Functional association of the amygdala and ventral prefrontal cortex during cognitive evaluation of facial expressions primed by masked angry faces: an event-related fMRI study

Michio Nomura, Hideki Ohira, Kaoruko Haneda, Tetsuya Iidaka, Norihiro Sadato, Tomohisa Okada, Yoshiharu Yonekura
NeuroImage 2004, 21 (1): 352-63
The present study examined the functional association of the amygdala and right ventral prefrontal cortex (PFC) during cognitive evaluation of facial expressions. A situation was created where emotional valence of the stimuli was unconsciously manipulated by using subliminal affective priming. Twelve healthy volunteers were asked to evaluate the facial expressions of a target face (500-ms duration) such as "anger", "neutral", or "happy". All target faces expressed relatively weak anger. Just before the presentation of the target face, a prime of three conditions of 35-ms duration, angry face, neutral face, and white blank was presented. The subjects could not consciously identify the primes in this procedure.
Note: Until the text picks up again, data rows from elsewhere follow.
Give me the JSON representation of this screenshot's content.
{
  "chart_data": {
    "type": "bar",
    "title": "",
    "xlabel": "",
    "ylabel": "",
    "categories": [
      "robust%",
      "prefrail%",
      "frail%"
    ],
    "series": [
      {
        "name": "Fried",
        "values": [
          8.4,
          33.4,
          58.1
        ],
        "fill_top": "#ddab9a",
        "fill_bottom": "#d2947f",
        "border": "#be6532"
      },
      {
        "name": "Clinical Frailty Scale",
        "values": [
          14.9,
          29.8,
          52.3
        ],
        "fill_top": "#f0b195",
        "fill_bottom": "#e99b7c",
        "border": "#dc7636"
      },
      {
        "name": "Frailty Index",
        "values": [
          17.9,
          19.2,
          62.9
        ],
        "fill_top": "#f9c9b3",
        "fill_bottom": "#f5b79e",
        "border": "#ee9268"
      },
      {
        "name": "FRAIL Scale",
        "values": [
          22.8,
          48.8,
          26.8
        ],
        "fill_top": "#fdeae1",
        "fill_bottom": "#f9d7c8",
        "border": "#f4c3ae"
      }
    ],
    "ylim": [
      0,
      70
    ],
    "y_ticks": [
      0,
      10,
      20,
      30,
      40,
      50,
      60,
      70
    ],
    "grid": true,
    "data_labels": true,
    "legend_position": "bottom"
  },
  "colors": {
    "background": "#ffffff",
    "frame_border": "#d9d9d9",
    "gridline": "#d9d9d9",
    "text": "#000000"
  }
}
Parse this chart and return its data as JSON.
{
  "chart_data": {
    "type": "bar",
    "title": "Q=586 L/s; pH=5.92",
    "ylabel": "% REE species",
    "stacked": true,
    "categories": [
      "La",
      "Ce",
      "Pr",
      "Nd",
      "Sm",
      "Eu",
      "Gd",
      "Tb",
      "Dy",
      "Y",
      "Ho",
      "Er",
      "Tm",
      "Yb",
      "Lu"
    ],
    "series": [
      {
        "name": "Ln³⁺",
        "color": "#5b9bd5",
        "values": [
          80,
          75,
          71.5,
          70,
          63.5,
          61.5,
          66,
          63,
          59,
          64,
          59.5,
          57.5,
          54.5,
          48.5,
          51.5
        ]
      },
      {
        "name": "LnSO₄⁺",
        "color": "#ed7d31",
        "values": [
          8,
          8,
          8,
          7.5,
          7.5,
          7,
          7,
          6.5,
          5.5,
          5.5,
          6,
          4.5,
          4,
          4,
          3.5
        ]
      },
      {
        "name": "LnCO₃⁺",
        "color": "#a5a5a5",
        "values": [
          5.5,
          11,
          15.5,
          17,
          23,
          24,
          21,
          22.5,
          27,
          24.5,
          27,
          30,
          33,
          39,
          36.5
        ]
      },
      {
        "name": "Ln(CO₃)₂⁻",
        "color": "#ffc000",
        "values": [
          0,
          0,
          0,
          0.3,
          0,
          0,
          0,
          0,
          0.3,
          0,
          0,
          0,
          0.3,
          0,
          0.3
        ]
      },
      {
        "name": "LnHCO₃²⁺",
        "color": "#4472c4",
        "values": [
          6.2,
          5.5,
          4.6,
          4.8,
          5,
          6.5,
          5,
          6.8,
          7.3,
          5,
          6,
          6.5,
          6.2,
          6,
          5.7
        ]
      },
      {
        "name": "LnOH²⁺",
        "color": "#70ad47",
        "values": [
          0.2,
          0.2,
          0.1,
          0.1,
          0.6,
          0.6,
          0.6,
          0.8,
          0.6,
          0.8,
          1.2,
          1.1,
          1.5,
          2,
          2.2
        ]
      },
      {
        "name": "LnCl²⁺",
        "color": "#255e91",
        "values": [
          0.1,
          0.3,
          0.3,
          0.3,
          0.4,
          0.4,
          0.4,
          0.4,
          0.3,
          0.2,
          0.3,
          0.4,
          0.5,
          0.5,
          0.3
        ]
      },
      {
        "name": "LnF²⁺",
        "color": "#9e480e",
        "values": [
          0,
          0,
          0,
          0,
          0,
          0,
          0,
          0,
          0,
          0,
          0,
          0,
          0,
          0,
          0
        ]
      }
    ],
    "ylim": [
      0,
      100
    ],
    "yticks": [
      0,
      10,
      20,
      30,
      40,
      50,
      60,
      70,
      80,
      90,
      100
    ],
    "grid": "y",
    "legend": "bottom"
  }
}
Activity in the right amygdala was greater with subliminal presentation of the angry prime compared with subliminal presentation of a neutral face or white-blank stimuli. Most importantly, the degree of activation of the right amygdala was negatively correlated with that of the right ventral PFC only with the anger prime. Furthermore, activation of the amygdala was positively correlated with rate of judgment when the subjects recognized anger in the target faces. These results are discussed in terms of the functional association between the right PFC and the amygdala and its influence on cognitive processing.